U.S. stocks experienced significant losses on Thursday, with the S&P 500 officially entering correction territory as investors weighed economic concerns, inflation data, President Trump’s escalating trade war, and the threat of a U.S. government shutdown.
The S&P 500 (^GSPC) dropped 1.4%, marking a correction as it fell more than 10% from its February record high. The Nasdaq Composite (^IXIC), which entered correction last week, fell nearly 2%. The Dow Jones Industrial Average (^DJI) declined 1.3%, or nearly 550 points, as market sentiment soured.
Markets remain volatile, driven by a wave of uncertain developments. President Trump’s tariff threats continued to dominate headlines, contributing to Wall Street’s unease.

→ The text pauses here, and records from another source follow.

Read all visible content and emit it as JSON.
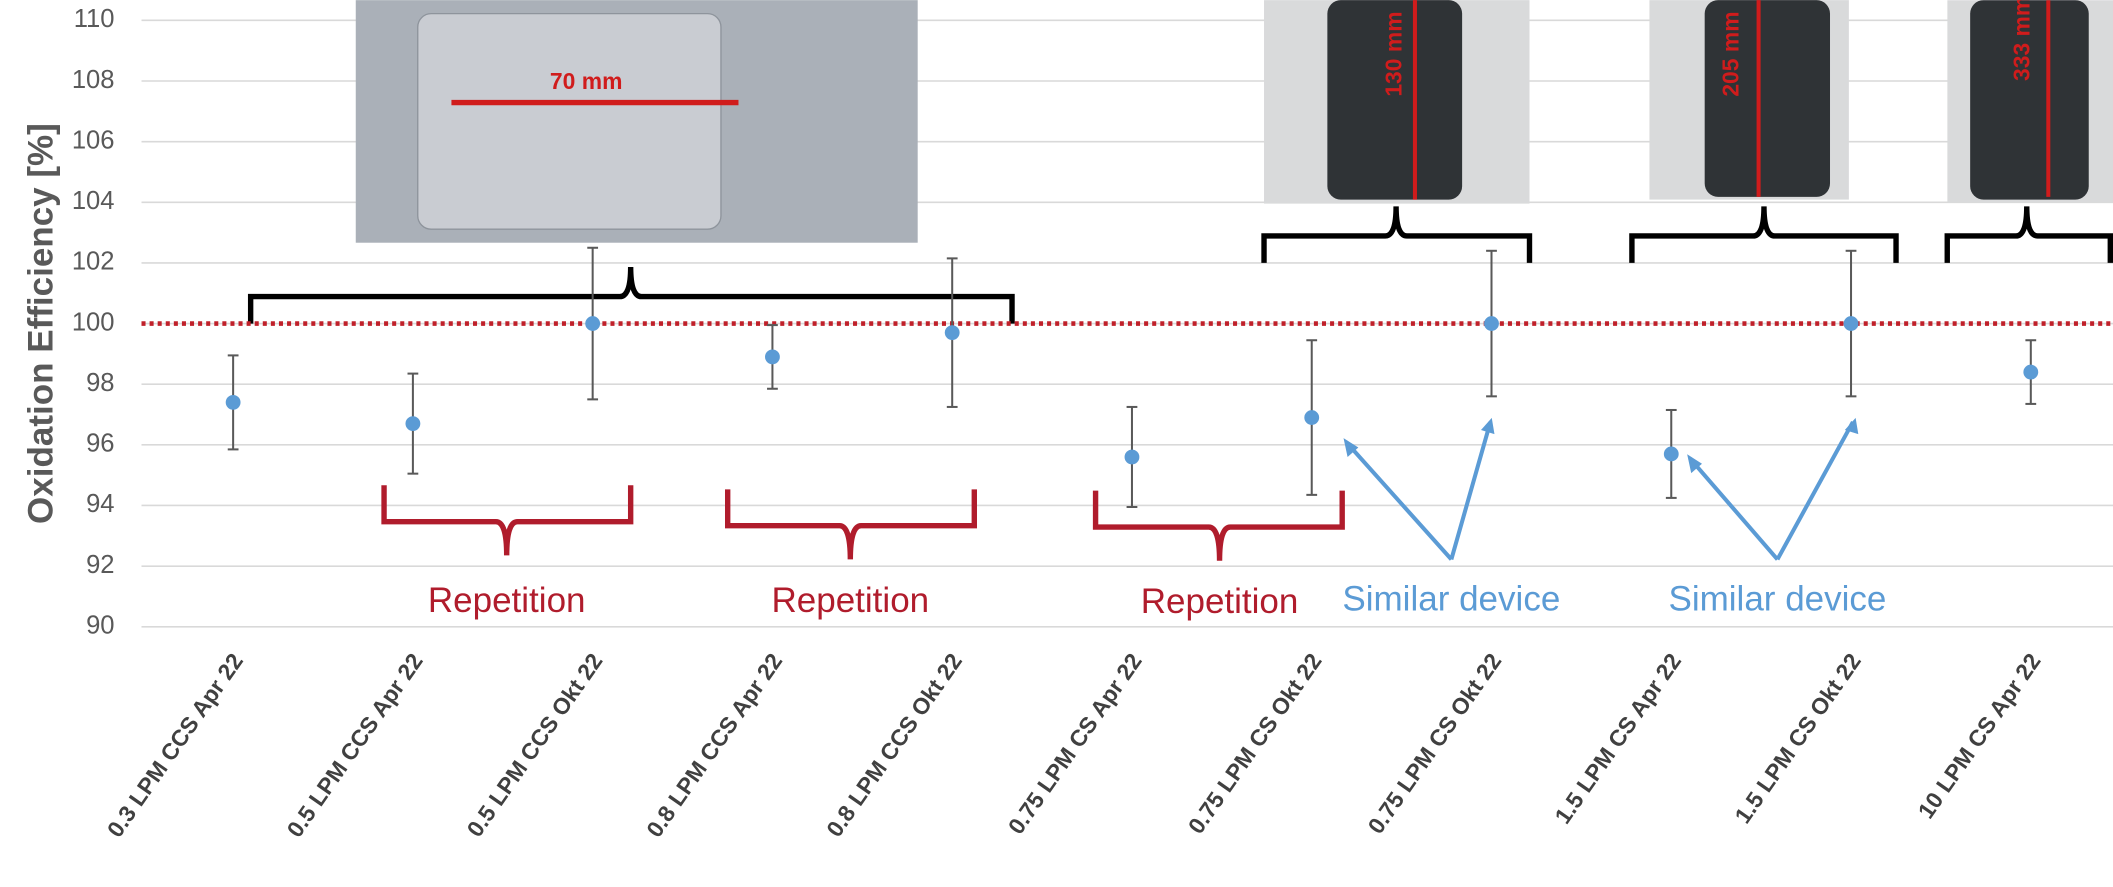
{
  "chart_data": {
    "type": "scatter",
    "y_label": "Oxidation Efficiency [%]",
    "categories": [
      "0.3 LPM CCS Apr 22",
      "0.5 LPM CCS Apr 22",
      "0.5 LPM CCS Okt 22",
      "0.8 LPM CCS Apr 22",
      "0.8 LPM CCS Okt 22",
      "0.75 LPM CS Apr 22",
      "0.75 LPM CS Okt 22",
      "0.75 LPM CS Okt 22",
      "1.5 LPM CS Apr 22",
      "1.5 LPM CS Okt 22",
      "10 LPM CS Apr 22"
    ],
    "series": [
      {
        "color": "#5b9bd5",
        "values": [
          97.4,
          96.7,
          100,
          98.9,
          99.7,
          95.6,
          96.9,
          100,
          95.7,
          100,
          98.4
        ],
        "errors": [
          1.55,
          1.65,
          2.5,
          1.05,
          2.45,
          1.65,
          2.55,
          2.4,
          1.45,
          2.4,
          1.05
        ]
      }
    ],
    "ylim": [
      90,
      110
    ],
    "yticks": [
      90,
      92,
      94,
      96,
      98,
      100,
      102,
      104,
      106,
      108,
      110
    ],
    "grid": true,
    "reference_line": 100,
    "reference_color": "#c0202a",
    "annotations": [
      "Repetition",
      "Repetition",
      "Repetition",
      "Similar device",
      "Similar device"
    ],
    "photo_labels": [
      "70 mm",
      "130 mm",
      "205 mm",
      "333 mm"
    ]
  }
}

On Thursday, Trump escalated his trade offensive by threatening a 200% tariff on EU wines and spirits in retaliation for European tariffs on U.S. steel and aluminum imports. Trump has made clear his stance, stating he would not “bend” in his broadening trade fight.
In addition to trade tensions, the looming risk of a U.S. government shutdown added further stress to markets. Senate Democrats have indicated they will block a Republican spending bill aimed at preventing a shutdown, according to Minority Leader Chuck Schumer.
Thursday also brought concerning economic data. The latest wholesale inflation report showed no change in prices for February, falling short of the expected 0.3% month-over-month increase. The Producer Price Index (PPI) rose 3.2% on an annualized basis, slightly below the expected 3.3% increase.
Meanwhile, concerns about the impact of job cuts from the Department of Government Efficiency (DOGE), spearheaded by Elon Musk, have begun to affect economic activity. Bank of America analysts pointed to macroeconomic pressures, particularly in the federal sector, noting a slowdown in average card spending growth in Washington, D.C. compared to other East Coast cities. The federal job cuts, particularly in education and environmental agencies, have led to a reduction in discretionary consumer spending, though essentials remain in demand.
“Total card spending growth is holding up for now, indicating that the impact of the DOGE cuts has been localized so far,” said Aditya Bhave, U.S. economist at Bank of America. “We will continue to monitor these data going forward to assess whether the drag is growing over time.”
As these concerns continue to unfold, investors are left navigating a turbulent market with uncertain economic and political headwinds.